Clare Cole, director of market oversight at the FCA is quoted in the FT Advisor. She says: “There is a current lack of standardised and mandatory transparency about diversity on listed company boards, particularly outside the FTSE 350 who do not provide data to the voluntary initiatives in this area. She says: ‘The FCA is also encouraging companies to provide further data on the result of their diversity policies considering these wider aspects where possible.’
So clearly the collection of data is central to this so let’s get a view on that. Katy Docherty is a data protection specialist and she joined me by video-link from Glasgow to discuss it:
Katy Docherty: “So what I think what is quite interesting is the fact they are saying you either have to comply with these new rules are you have to explain why you're not, and I think that a slightly less obvious angle that is interesting about that is, of course, the data protection element because whilst the focus is of course on complying with this, or explaining why you're not doing it, and looking at improving diversity at a board level, of course what you are doing about these individuals on the board is gathering in personal data about them, and in the context, particularly of race and ethnicity, that, of course, is special category data. So, what companies do need to have as part of their ‘game plan’ for how they're going to deal with this new requirement is, of course, looking at how they make sure they protect the privacy rights of those at board level when they are processing, and potentially reporting on, this data.”
Joe Glavina: “We know that companies will have to publish data on the sex, gender identity and ethnic diversity of their board in a table and it’s up to them how they go about it. What ‘s your advice to HR on tackling that?”

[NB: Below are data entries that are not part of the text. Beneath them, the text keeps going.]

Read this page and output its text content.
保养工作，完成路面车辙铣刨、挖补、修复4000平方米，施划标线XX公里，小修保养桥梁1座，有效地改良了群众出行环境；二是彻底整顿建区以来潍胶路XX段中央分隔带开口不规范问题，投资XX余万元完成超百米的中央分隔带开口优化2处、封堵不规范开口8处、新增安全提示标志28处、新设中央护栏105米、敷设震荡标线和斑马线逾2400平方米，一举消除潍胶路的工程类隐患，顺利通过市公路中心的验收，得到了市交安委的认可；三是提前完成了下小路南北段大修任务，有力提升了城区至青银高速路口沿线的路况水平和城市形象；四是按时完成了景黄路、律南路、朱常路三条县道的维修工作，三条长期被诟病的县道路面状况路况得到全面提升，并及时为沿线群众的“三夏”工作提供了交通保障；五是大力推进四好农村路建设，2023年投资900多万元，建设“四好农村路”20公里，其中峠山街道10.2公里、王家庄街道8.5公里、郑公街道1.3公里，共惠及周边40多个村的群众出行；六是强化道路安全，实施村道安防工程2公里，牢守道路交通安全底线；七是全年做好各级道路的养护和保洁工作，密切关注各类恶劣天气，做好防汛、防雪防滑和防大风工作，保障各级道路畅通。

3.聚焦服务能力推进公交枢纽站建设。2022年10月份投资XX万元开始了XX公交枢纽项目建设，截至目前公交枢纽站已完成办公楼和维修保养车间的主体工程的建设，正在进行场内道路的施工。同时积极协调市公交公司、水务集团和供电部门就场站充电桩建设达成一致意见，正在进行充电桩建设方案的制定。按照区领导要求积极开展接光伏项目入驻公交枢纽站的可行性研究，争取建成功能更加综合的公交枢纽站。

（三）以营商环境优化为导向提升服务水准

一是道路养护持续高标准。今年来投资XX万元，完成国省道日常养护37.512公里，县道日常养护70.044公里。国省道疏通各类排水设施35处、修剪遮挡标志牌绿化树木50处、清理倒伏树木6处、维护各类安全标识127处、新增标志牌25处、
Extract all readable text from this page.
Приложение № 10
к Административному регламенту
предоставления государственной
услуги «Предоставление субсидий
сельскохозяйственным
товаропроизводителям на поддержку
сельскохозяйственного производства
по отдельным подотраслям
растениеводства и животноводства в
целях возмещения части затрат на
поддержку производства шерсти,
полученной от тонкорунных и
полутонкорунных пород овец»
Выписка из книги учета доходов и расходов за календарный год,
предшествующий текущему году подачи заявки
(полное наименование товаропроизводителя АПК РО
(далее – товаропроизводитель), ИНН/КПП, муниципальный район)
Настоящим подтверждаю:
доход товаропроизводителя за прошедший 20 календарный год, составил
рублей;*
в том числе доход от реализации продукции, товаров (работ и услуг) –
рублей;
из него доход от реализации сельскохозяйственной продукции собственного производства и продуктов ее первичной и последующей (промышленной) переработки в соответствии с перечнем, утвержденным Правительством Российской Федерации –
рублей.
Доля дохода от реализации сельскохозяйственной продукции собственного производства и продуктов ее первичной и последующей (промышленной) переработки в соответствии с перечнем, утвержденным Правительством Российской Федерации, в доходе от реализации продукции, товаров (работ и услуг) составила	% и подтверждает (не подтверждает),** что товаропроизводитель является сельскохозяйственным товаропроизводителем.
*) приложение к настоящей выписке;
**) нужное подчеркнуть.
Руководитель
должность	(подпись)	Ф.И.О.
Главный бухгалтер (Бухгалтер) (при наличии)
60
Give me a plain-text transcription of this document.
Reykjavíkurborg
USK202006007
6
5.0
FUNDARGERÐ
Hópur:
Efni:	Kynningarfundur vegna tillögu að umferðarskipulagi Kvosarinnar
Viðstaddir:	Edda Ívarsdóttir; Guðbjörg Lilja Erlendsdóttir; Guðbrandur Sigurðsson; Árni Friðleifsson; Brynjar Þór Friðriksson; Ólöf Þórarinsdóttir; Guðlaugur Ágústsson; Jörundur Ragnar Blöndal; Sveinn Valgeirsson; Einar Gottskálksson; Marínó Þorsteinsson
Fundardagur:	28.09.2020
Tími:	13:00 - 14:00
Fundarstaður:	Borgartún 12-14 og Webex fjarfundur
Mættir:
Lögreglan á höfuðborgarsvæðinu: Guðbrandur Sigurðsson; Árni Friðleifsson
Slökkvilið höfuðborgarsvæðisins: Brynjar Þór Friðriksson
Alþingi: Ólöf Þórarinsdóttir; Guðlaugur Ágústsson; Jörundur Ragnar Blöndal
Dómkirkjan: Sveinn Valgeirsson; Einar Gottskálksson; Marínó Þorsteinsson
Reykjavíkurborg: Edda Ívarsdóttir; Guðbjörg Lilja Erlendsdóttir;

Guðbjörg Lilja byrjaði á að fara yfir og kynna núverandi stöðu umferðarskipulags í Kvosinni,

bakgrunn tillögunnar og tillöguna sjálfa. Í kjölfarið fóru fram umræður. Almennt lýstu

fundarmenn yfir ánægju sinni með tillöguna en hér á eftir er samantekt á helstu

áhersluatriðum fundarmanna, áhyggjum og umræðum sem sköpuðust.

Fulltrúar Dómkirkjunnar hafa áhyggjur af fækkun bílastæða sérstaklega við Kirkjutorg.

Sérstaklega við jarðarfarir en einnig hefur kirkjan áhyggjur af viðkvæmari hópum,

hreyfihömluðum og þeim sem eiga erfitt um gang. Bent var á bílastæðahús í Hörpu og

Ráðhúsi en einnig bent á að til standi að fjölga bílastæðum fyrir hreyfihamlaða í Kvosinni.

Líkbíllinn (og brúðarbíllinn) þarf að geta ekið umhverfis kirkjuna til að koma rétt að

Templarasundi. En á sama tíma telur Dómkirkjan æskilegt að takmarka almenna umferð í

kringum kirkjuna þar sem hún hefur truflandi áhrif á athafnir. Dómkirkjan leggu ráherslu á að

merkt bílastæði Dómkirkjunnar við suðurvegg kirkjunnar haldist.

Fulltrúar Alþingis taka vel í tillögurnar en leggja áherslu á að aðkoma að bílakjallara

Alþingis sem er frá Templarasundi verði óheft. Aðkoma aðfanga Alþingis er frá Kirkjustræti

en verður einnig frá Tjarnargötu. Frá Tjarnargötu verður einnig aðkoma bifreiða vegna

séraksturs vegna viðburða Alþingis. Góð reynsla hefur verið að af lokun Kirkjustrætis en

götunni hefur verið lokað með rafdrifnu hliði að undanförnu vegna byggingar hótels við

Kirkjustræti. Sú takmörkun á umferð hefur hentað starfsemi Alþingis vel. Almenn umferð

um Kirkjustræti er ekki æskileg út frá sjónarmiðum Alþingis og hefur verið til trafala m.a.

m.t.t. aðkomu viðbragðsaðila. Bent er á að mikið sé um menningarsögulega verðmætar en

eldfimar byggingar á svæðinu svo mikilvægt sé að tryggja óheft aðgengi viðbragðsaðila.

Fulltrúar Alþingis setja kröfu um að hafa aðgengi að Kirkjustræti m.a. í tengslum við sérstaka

Katy Docherty: “So, I think the fact that the FCA has put it back on companies to decide whether they're going to report on the basis of gender identity or sex is quite an interesting angle and I think it's one of the trickiest issues that HR will have to deal with here because, obviously, the basis in which you decide to report affects the type of information that you are potentially gathering in about people at that senior level and it's potentially very sensitive to them, potentially very private, and, obviously, there's going to be potentially some element of having to disclose, to some extent, because you're either going to have to show that you've complied with the rules, or explain your approach, if you haven't, and this idea of explaining and being transparent about your methodology is, on the face of it, at least a bit at odds with the fact that you're potentially gathering in very private and very personal data. So, I think that at the outset when companies are deciding which approach they're going to take - report on the basis of gender identity or sex - one of the key questions that they're going to have to have in mind is protecting the privacy rights of those individuals at that senior level. I think a really useful way to help deal with this would actually be to carry out a Privacy Impact Assessment. Now, in an instance like this I think that the value in that exercise would be in allowing companies to properly think through the data protection implications of what they are proposing to do but the other point that I would make is that this question around gender identity and sex, clearly, that is not something that just your data protection teams should be looking at when they're pulling together the Privacy Impact Assessment. They should definitely be getting input from equality specialists and from the HR team on the appropriateness more broadly of whichever category you choose. So, I think using the data protection tool here as a way of showing you're working, and working out which approach may be best for you as a company, is very important and I also think that doing it in that context, which allows you to think through each stage of what you're going to do, the implications for the individuals, how this data is going to be disseminated, or shared, or reported on, is all really helpful in allowing companies to either comply or explain and to do that in a measured way which shows they've thought through all of the implications.”
Kate and Tom’s review of the new rules is: ‘FCA finalises ‘comply or explain’ diversity rules for listed companies’ and it is available from the Outlaw website.